Autor: Aleksandra Szymańska-Kamińska
Niestety, życie w nieustannym stresie oraz presja wywierana przez otoczenie na nieustanne dążenie do tego by mieć lepiej i więcej, powoduje u coraz większej ilości osób wyczerpanie emocjonalne. Stąd bardzo prosta droga, nie tylko do różnego rodzaju uzależnień, ale też zaburzeń depresyjnych czy lękowych. Szybki postęp technologiczny sprawił, że aktualnie wręcz niemożliwym jest spotkanie kogoś, kto nie ma przy sobie telefonu komórkowego. Nic w tym dziwnego, w końcu część życia obecnie odbywa się w internecie, social mediach. Samo uzależnienie od używania, czy nawet kompulsywna potrzeba posiadania smartfona przy sobie to moim zdaniem wierzchołek góry lodowej. Obecnie taka podstawowa czynność jak zrobienie zakupów jest możliwa również przez internet – w końcu dużo większy asortyment czy lepsza cena sprawiają, że staje się to szybsze, łatwiejsze i tańsze. Łatwiej jest wtedy kupić czegoś więcej i bez zastanowienia czy to na pewno jest nam potrzebne. Zakupoholizm ma tutaj swoje nowe oblicze. Kiedy osoba wybiera się na zakupy osobiście, oczywistym jest, że musi wyjść z domu oraz jakoś do niego wrócić. Częsty powrót z wieloma torbami czy pudełkami może zwócić uwagę otoczenia, m.in rodziny, sąsiadów, zaś samo częste kupowanie np. w galerii handlowej może zostać zauważone przez sprzedawców czy innych klientów. W przypadku zakupów online osoba uzależniona zostawia, to co robi, za drzwiami swojego pokoju, mieszkania. Rodzina i przyjaciele mogą nie mieć możliwości dostrzeżenia problemu. Dodatkowo, taka osoba może dużo rzadziej wychodzić z domu, przez co jej funkcjonowanie w społeczeństwie może się znacznie pogorszyć, a ona sama staje się bardziej narażona na choroby cywilizacyjne. To tylko jeden z przykładów na to, że uzależnienia przybierają nową formę w świecie wirtualnym. Myślę, że byłby to świetny temat do badań ?
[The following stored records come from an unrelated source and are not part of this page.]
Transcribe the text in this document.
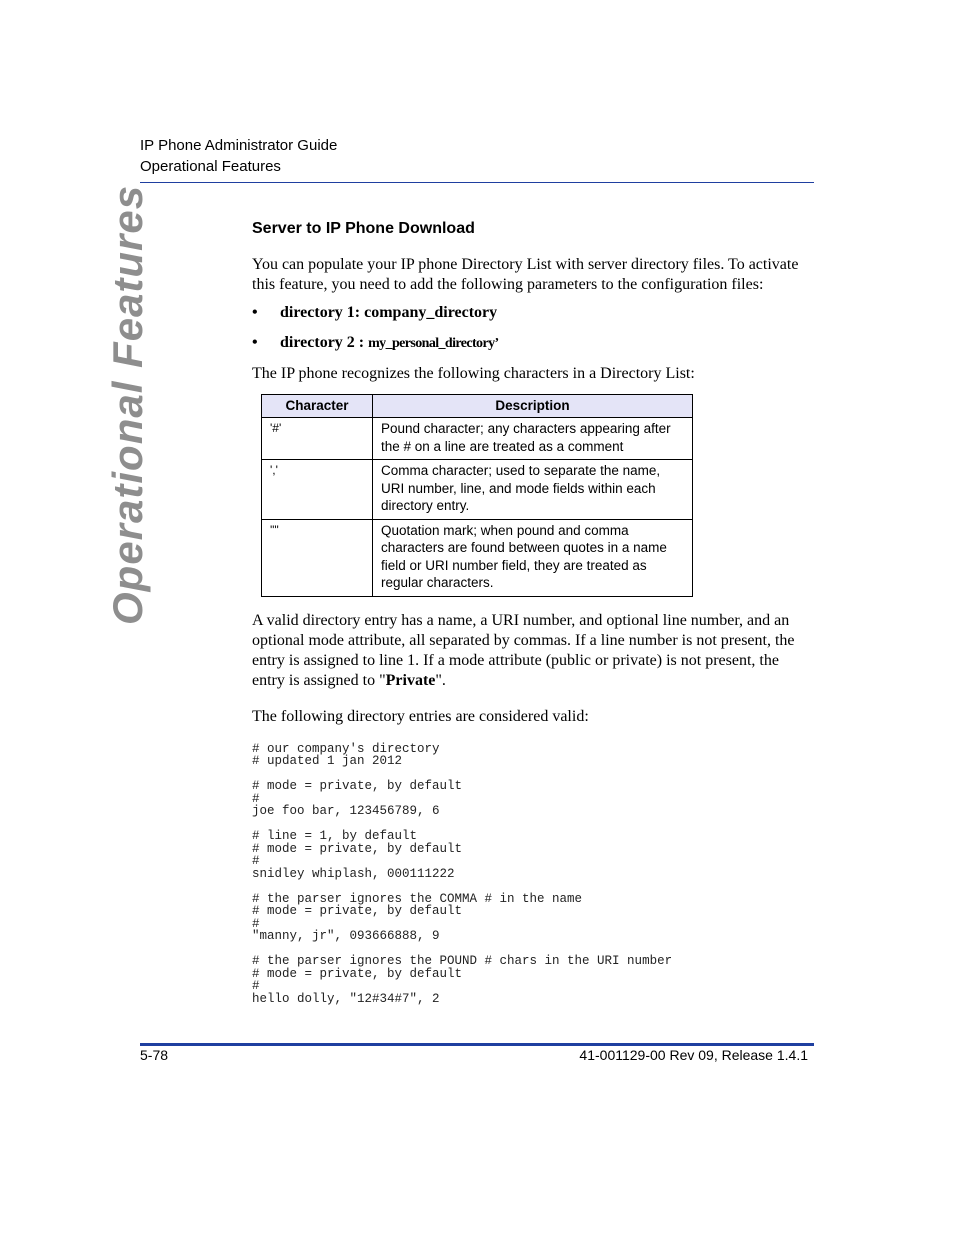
IP Phone Administrator Guide
Operational Features
Operational Features	Server to IP Phone Download

You can populate your IP phone Directory List with server directory files. To activate this feature, you need to add the following parameters to the configuration files:

• directory 1: company_directory
• directory 2 : my_personal_directory’

The IP phone recognizes the following characters in a Directory List:

Character	Description
'#'	Pound character; any characters appearing after the # on a line are treated as a comment
','	Comma character; used to separate the name, URI number, line, and mode fields within each directory entry.
'"'	Quotation mark; when pound and comma characters are found between quotes in a name field or URI number field, they are treated as regular characters.

A valid directory entry has a name, a URI number, and optional line number, and an optional mode attribute, all separated by commas. If a line number is not present, the entry is assigned to line 1. If a mode attribute (public or private) is not present, the entry is assigned to "Private".

The following directory entries are considered valid:

# our company's directory
# updated 1 jan 2012

# mode = private, by default
#
joe foo bar, 123456789, 6

# line = 1, by default
# mode = private, by default
#
snidley whiplash, 000111222

# the parser ignores the COMMA # in the name
# mode = private, by default
#
"manny, jr", 093666888, 9

# the parser ignores the POUND # chars in the URI number
# mode = private, by default
#
hello dolly, "12#34#7", 2
5-78	41-001129-00 Rev 09, Release 1.4.1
Dokładnie, uzależnienia to jeden z największych współczesnych problemów dotyczących sfery psychicznej. O ile już wiemy całkiem sporo na temat mechanizmu powstawania uzależnienia, tak ich profilaktyka nadal nie jest tak skuteczna jak byśmy tego chcieli. Zostaje nam zatem prowadzenie dalszych badań i uświadamianie społeczeństwa. Na szczęście z roku na rok jest coraz lepiej.